Histoire: Unité 731

Les médecins maudits de l’armée japonaise

En Mandchourie, à partir de 1931, une unité spéciale des troupes japonaises met sur pied un centre d’expérimentation sur l’utilisation militaire de l’arme bactériologique.
Dans le plus grand secret, deux ans plus tard, une équipe dirigée par le médecin Shiro Ishii commence à utiliser des cobayes humains pour des expériences.
Le secret a été gardé pendant longtemps, y compris par les Etats-Unis. Au total, entre 1933 et 1945, 3 000 personnes environ sont mortes dans ce laboratoire de l’horreur, nommé « unité 731 ».

 

L’unité 731

C’est récemment seulement que l’ampleur et l’horreur des expériences menées ont été révélées. Les agissements de cette équipe de « savants » pervers n’ont d’égal que ceux des médecins nazis dans les camps de concentration.
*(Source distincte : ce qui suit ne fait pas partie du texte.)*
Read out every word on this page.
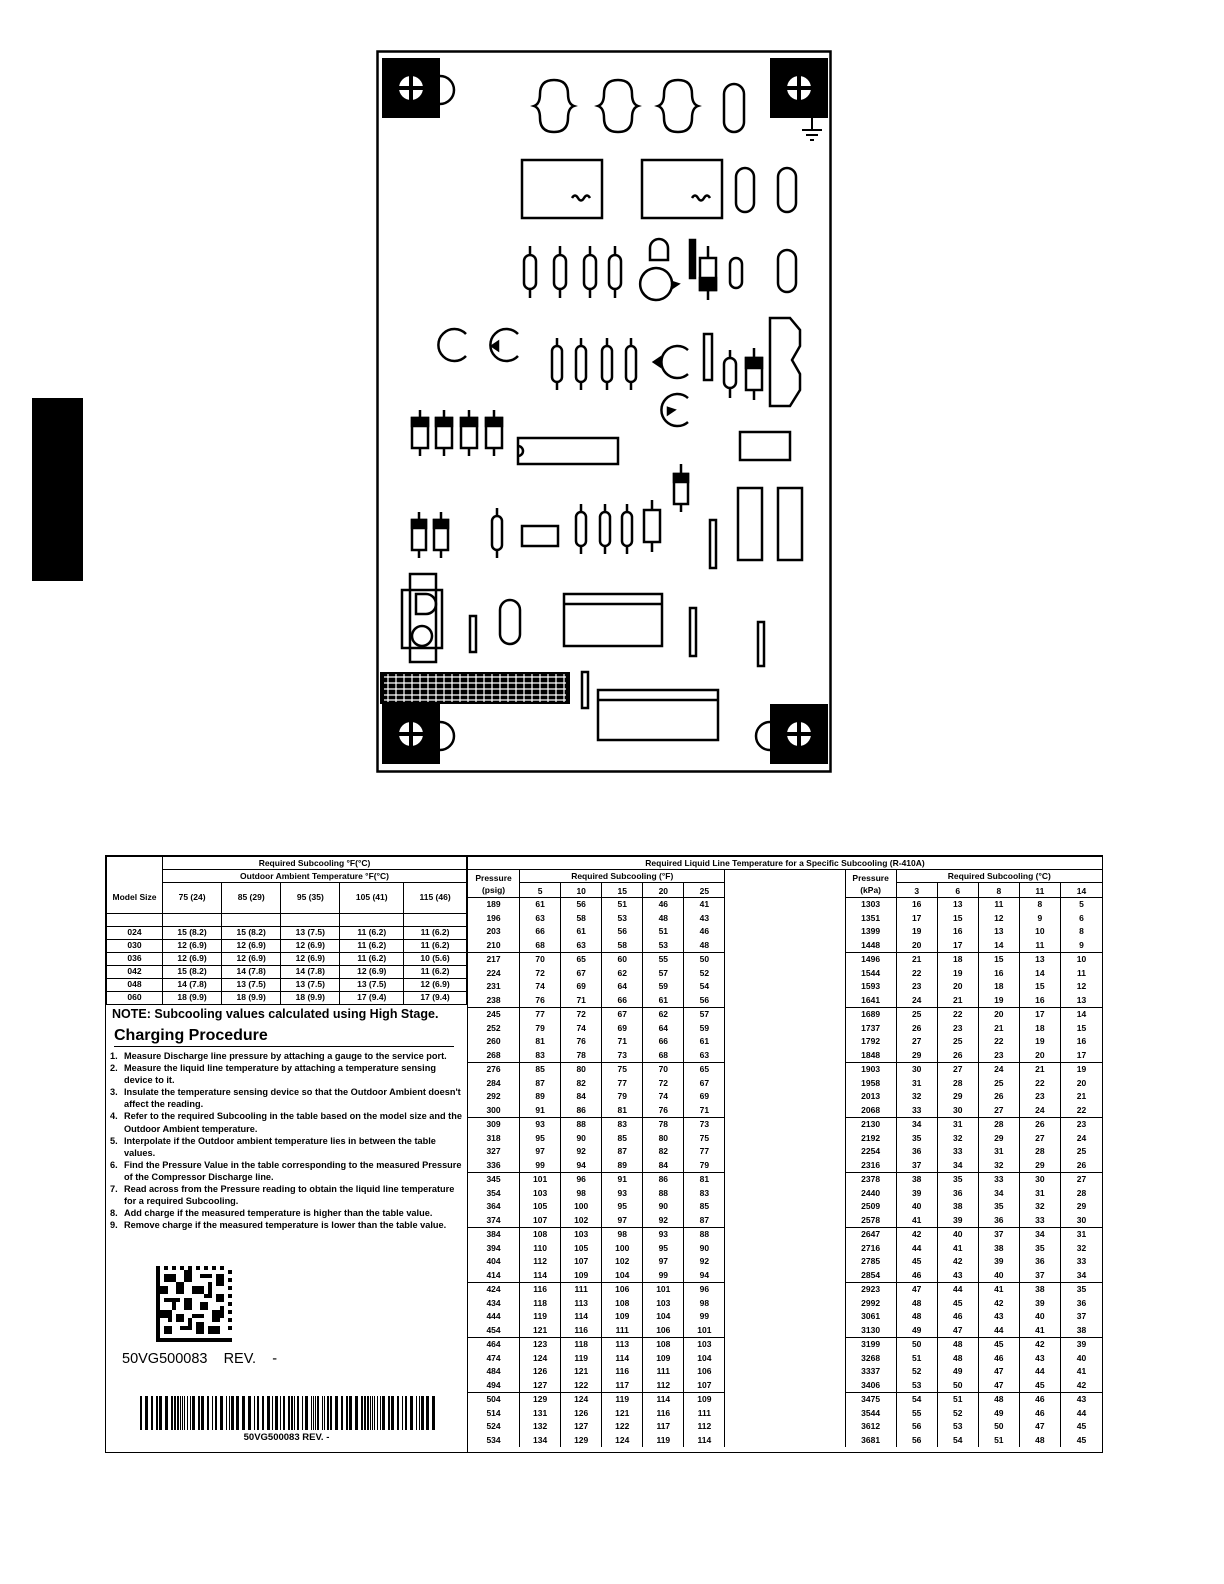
	Required Subcooling °F(°C)				
	Outdoor Ambient Temperature °F(°C)				
Model Size	75 (24)	85 (29)	95 (35)	105 (41)	115 (46)

024	15 (8.2)	15 (8.2)	13 (7.5)	11 (6.2)	11 (6.2)
030	12 (6.9)	12 (6.9)	12 (6.9)	11 (6.2)	11 (6.2)
036	12 (6.9)	12 (6.9)	12 (6.9)	11 (6.2)	10 (5.6)
042	15 (8.2)	14 (7.8)	14 (7.8)	12 (6.9)	11 (6.2)
048	14 (7.8)	13 (7.5)	13 (7.5)	13 (7.5)	12 (6.9)
060	18 (9.9)	18 (9.9)	18 (9.9)	17 (9.4)	17 (9.4)
NOTE: Subcooling values calculated using High Stage.
Charging Procedure
1. Measure Discharge line pressure by attaching a gauge to the service port.
2. Measure the liquid line temperature by attaching a temperature sensing device to it.
3. Insulate the temperature sensing device so that the Outdoor Ambient doesn't affect the reading.
4. Refer to the required Subcooling in the table based on the model size and the Outdoor Ambient temperature.
5. Interpolate if the Outdoor ambient temperature lies in between the table values.
6. Find the Pressure Value in the table corresponding to the measured Pressure of the Compressor Discharge line.
7. Read across from the Pressure reading to obtain the liquid line temperature for a required Subcooling.
8. Add charge if the measured temperature is higher than the table value.
9. Remove charge if the measured temperature is lower than the table value.
50VG500083    REV.    -
50VG500083 REV. -
Required Liquid Line Temperature for a Specific Subcooling (R-410A)												
Pressure
(psig)	Required Subcooling (°F)						Pressure
(kPa)	Required Subcooling (°C)				
	5	10	15	20	25			3	6	8	11	14
189	61	56	51	46	41		1303	16	13	11	8	5
196	63	58	53	48	43		1351	17	15	12	9	6
203	66	61	56	51	46		1399	19	16	13	10	8
210	68	63	58	53	48		1448	20	17	14	11	9
217	70	65	60	55	50		1496	21	18	15	13	10
224	72	67	62	57	52		1544	22	19	16	14	11
231	74	69	64	59	54		1593	23	20	18	15	12
238	76	71	66	61	56		1641	24	21	19	16	13
245	77	72	67	62	57		1689	25	22	20	17	14
252	79	74	69	64	59		1737	26	23	21	18	15
260	81	76	71	66	61		1792	27	25	22	19	16
268	83	78	73	68	63		1848	29	26	23	20	17
276	85	80	75	70	65		1903	30	27	24	21	19
284	87	82	77	72	67		1958	31	28	25	22	20
292	89	84	79	74	69		2013	32	29	26	23	21
300	91	86	81	76	71		2068	33	30	27	24	22
309	93	88	83	78	73		2130	34	31	28	26	23
318	95	90	85	80	75		2192	35	32	29	27	24
327	97	92	87	82	77		2254	36	33	31	28	25
336	99	94	89	84	79		2316	37	34	32	29	26
345	101	96	91	86	81		2378	38	35	33	30	27
354	103	98	93	88	83		2440	39	36	34	31	28
364	105	100	95	90	85		2509	40	38	35	32	29
374	107	102	97	92	87		2578	41	39	36	33	30
384	108	103	98	93	88		2647	42	40	37	34	31
394	110	105	100	95	90		2716	44	41	38	35	32
404	112	107	102	97	92		2785	45	42	39	36	33
414	114	109	104	99	94		2854	46	43	40	37	34
424	116	111	106	101	96		2923	47	44	41	38	35
434	118	113	108	103	98		2992	48	45	42	39	36
444	119	114	109	104	99		3061	48	46	43	40	37
454	121	116	111	106	101		3130	49	47	44	41	38
464	123	118	113	108	103		3199	50	48	45	42	39
474	124	119	114	109	104		3268	51	48	46	43	40
484	126	121	116	111	106		3337	52	49	47	44	41
494	127	122	117	112	107		3406	53	50	47	45	42
504	129	124	119	114	109		3475	54	51	48	46	43
514	131	126	121	116	111		3544	55	52	49	46	44
524	132	127	122	117	112		3612	56	53	50	47	45
534	134	129	124	119	114		3681	56	54	51	48	45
Le laboratoire de la mort est installé dans l’Etat du Mandchoukuo, à Pingfan, au sud de Harbin. Son objectif principal est la mise au point d’une arme bactériologique. A cet effet, un énorme complexe de 150 bâtiments est construit.

Au plus fort de son activité, à partir de 1938, le complexe regroupe des milliers de collaborateurs. Leur objectif principal est de mettre au point les armes bactériologiques les plus meurtrières.

Dans un des bâtiments, le « bloc Rô », les chercheurs font des expériences sur des êtres humains.

Harbin est une ville qui constitue la source de recrutement des victimes. Soldats chinois, intellectuels ou toute personne soupçonnée d’agitation deviennent les victimes des expérimentations japonaises.

Le général Shiro Ishii, bactériologiste et responsable de l'unité 731

Mais, on sait que des soldats Américains, Australiens, Néo-Zélandais et Anglais, incarcérés dans le camp de Moukden, à 500 km de Pingfan ont également été victimes de ces savants fous.
Des envoyés délégués par les médecins ont soumis les soldats à la contagion de différentes souches bactériennes. Tous les cadavres ont été systématiquement autopsiés et les résultats envoyés à l’unité 731.

Les cobayes humains

Lorsque les prisonniers arrivent dans le bloc Rô, c’est pour ne plus en sortir vivants. Dès leur arrivée, ils deviennent des « marutas » c’est-à-dire des « bouts de bois ». Cela signifie que l’on ne leur reconnaît plus aucune humanité. Ce ne sont que des objets à qui l’on peut faire subir les pires atrocités.

Et l’imagination sadique des savants japonais est sans limite. Tout est bon pour améliorer les armes bactériologiques et renforcer la résistance des soldats japonais.

Des souches sélectionnées de maladie, peste, choléra, dysenterie, typhus, sont inoculées sur des individus sains.
Après quoi, on regarde leurs effets et leur évolution. Quand un patient survit à un premier virus, un deuxième lui est injecté. Et cela continue jusqu’à la mort dans les pires souffrances.

Des bombes à la gangrène, du cyanure, différents gaz sont alternativement essayés, sous prétexte d’étudier la durée et les formes de l’agonie.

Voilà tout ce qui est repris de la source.